People experiencing mental illness and substance-use disorders are overrepresented in jail, according to the Massachusetts Department of Mental Health, and a full-time clinician is now supporting Barnstable police to help prevent certain arrests under a state grant.
Stephanie Rubel is a Bay Cove Human Services employee and this month began responding with officers to mental health-related calls. The civilian position is funded through the Department of Mental Health's Jail and Arrest Diversion grant program. The Barnstable Police Department has also worked with a part-time clinician, Justine Podurgiel, since last year.
Rubel has served as an emergency-room technician for Cape Cod Healthcare and an instructional assistant with Barnstable public schools. She holds degrees in psychology and forensic psychology.
Rubel spoke to Morning Edition's Patrick Flanary about her new role.
Patrick Flanary: Walk us through a mental-health related call you've responded to.
Stephanie Rubel: The calls can certainly vary. And, without getting specific, essentially it's assessing the need for an individual and then helping them find resources for what they need. It might look like assisting them with finding mental-health programs, housing, mental-health providers and medication. If there is concern for the individual's immediate safety, I would facilitate getting the individual to a hospital for further treatment.
PF: You may go to a house or a scene, and you don't really know what you're going to find.
SR: Correct. I am out with an officer during my whole shift. We're responding together, and I don't necessarily know what we're going into. But with this co-response model, we do see a lot of the same individuals. Our goal is to divert these individuals from going to the emergency room or being arrested if they don't need to be.
PF: I imagine a lot of sensitivity is required of a clinician on-scene. You don't know what you'll find or who you'll encounter.
SR: I trust the police officers that I'm with, so if I feel like it's unsafe for me to be out of the cruiser I will certainly stay in. Once the officer or officers are able to calm them down to a certain point to where I can feel safe going out, then I will certainly do so and try to de-escalate them. That can, depending on the person and the situation, completely vary. A big part of it is reading somebody's body language, too.
PF: How does somebody typically respond when they see a police officer, and then they see you?
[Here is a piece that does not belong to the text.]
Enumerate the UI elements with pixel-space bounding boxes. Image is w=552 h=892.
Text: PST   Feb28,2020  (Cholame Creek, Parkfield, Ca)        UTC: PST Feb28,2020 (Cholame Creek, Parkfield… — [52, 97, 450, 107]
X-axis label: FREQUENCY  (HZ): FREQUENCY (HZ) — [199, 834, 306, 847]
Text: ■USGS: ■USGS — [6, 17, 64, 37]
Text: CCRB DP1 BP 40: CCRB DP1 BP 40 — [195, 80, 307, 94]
SR: It depends on the person, it depends on what's going on. They're a little more receptive, but that all depends on the situation. Sometimes people just don't want to talk.
PF: You've worked as an emergency-room technician and instructional assistant with the public schools. How have those roles informed how you approach the public in your new capacity?
SR: My experience with crisis work has allowed me to be able to have the expertise to work with the police department. Going out on all these community calls helps not just with the de-escalation part but also with helping people with the different resources they may need.
PF: Do you see the assistance of a clinician as the future of policing?
SR: I do. We're seeing so much more of this community policing. So being able to help these people navigate the community and their resources is not only going to help keep the individual out of a hospital or being arrested, but also help this gap that we're seeing with the community versus police. Getting a clinician in there and really trying to have more of a neutral stance I think will benefit not just the community but the police departments as well.
PF: How do you prepare to de-escalate a situation?
SR: A lot of training and experience in general. In the grand scheme of things we don't really know what we're walking into. Having that mindset and trying to remain neutral, to not get our guard up. Because people are very smart and as we're reading them, they're reading us.